In short, to every act of war against the United States during the 1990’s, the Clinton-Gore response was limp-wristed and supine. And worse. By refusing to concede a lost presidential election, thereby breaking a hundred-year tradition, Gore delayed the transition to the new administration that would have to deal with the terrorist threat. As a result of the two-month delay, the comprehensive anti-terror plan that Bush ordered on taking office (the Clinton-Gore team had none) did not arrive on his desk until the day before the 9/11 attack.
Yet it is characteristic of Gore’s myopic arrogance that he would wag his finger at the Bush administration for its failure to anticipate the 9/11 attack. “It is useful and important to examine the warnings the administration ignored,” Gore writes in his self-referentially titled new book, The Assault on Reason.
Like his Democratic colleagues, Gore sees himself as a restorer of “reason” to an America that is on its way to perdition thanks to the serpent in the Rose Garden. According to Gore, Bush is the arch deceiver: “Five years after President Bush made his case for an invasion of Iraq, it is now clear that virtually all the arguments he made were based on falsehoods.”
The First Big Bush Lie, according to Gore, is that the Bush administration went to war to remove Saddam Hussein’s WMD or, as he puts it: “The first rationale presented for the war was to destroy Iraq’s weapons of mass destruction.”
This familiar Democratic claim is itself probably the biggest lie of the Iraq War, rather than anything the president or his administration has said. In fact, the first – and last – rationale presented for the war by the Bush administration in every formal government statement about the war was not the destruction of WMD but the removal of Saddam Hussein, or regime change.
This regime change was necessary because Saddam was an international outlaw. He had violated the 1991 Gulf War truce and all the arms control agreements it embodied, including UN resolutions 687 and 689, and the 15 subsequent UN resolutions designed to enforce them. The last of these, UN Security Council Resolution 1441, was itself a war ultimatum to Saddam giving him “one final opportunity” to disarm – or else. The ultimatum expired on December 7, 2002, and America went to war three months later.
Contrary to everything that Al Gore and other Democrats have said for the last four years, Saddam’s violation of the arms control agreements that made up the Gulf War truce – and not the alleged existence of Iraqi WMD – was the legal, moral and actual basis for sending American troops to Iraq.

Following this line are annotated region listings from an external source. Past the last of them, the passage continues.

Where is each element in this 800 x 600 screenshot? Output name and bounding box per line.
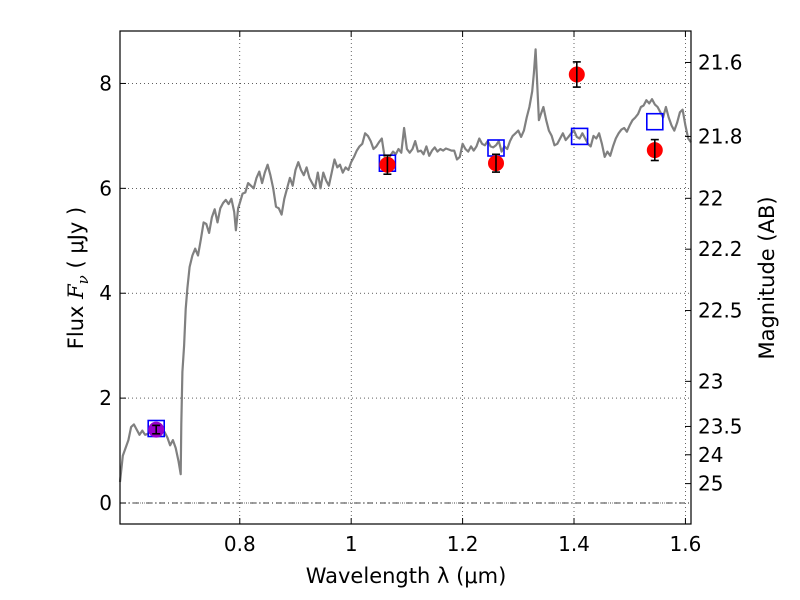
- right-axis-label: Magnitude (AB): [755, 196, 779, 359]
- y-tick-label: 4: [99, 281, 112, 305]
- y-tick-label: 0: [99, 491, 112, 515]
- y-axis-label-subscript: ν: [74, 275, 92, 284]
- y-axis-label-prefix: Flux: [64, 299, 88, 349]
- right-tick-label: 22: [698, 186, 723, 210]
- y-axis-label: Flux Fν ( μJy ): [64, 207, 92, 349]
- y-tick-label: 6: [99, 176, 112, 200]
- right-tick-label: 21.8: [698, 124, 743, 148]
- plot-frame: [119, 30, 692, 525]
- right-y-axis: 21.6 21.8 22 22.2 22.5 23 23.5 24 25: [685, 51, 743, 496]
- model-square-marker: [645, 112, 664, 131]
- x-axis: 0.8 1 1.2 1.4 1.6: [224, 31, 701, 556]
- right-tick-label: 23: [698, 369, 723, 393]
- right-tick-label: 23.5: [698, 414, 743, 438]
- x-tick-label: 1.2: [447, 532, 479, 556]
- right-tick-label: 25: [698, 472, 723, 496]
- y-axis-label-symbol: F: [64, 283, 88, 300]
- y-tick-label: 2: [99, 386, 112, 410]
- right-tick-label: 22.5: [698, 299, 743, 323]
- x-tick-label: 1: [345, 532, 358, 556]
- model-square-marker: [570, 127, 589, 146]
- right-tick-label: 22.2: [698, 237, 743, 261]
- x-tick-label: 0.8: [224, 532, 256, 556]
- right-tick-label: 21.6: [698, 51, 743, 75]
- x-tick-label: 1.4: [558, 532, 590, 556]
- x-axis-label: Wavelength λ (μm): [306, 564, 507, 588]
- y-axis-label-suffix: ( μJy ): [64, 207, 88, 275]
- series-layer: [118, 48, 692, 483]
- x-tick-label: 1.6: [669, 532, 701, 556]
- y-tick-label: 8: [99, 71, 112, 95]
- right-tick-label: 24: [698, 443, 723, 467]
- y-axis: 0 2 4 6 8: [99, 71, 126, 515]
- spectrum-line: [118, 48, 692, 483]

Al Gore and Bill Clinton had themselves called for the removal of Saddam by force when he expelled the UN weapons inspectors in 1998, a clear violation of the Gulf truce. This was the reason Clinton and Gore sent an “Iraqi Liberation Act” to Congress that year; it is why the congressional Democrats voted in October 2002 to authorize the president to use force to remove him; and it is the reason the entire Clinton-Gore national security team, including the Secretary of State, the Secretary of Defense and the Director of Central Intelligence, supported Bush when he sent American troops into Iraq in March 2003.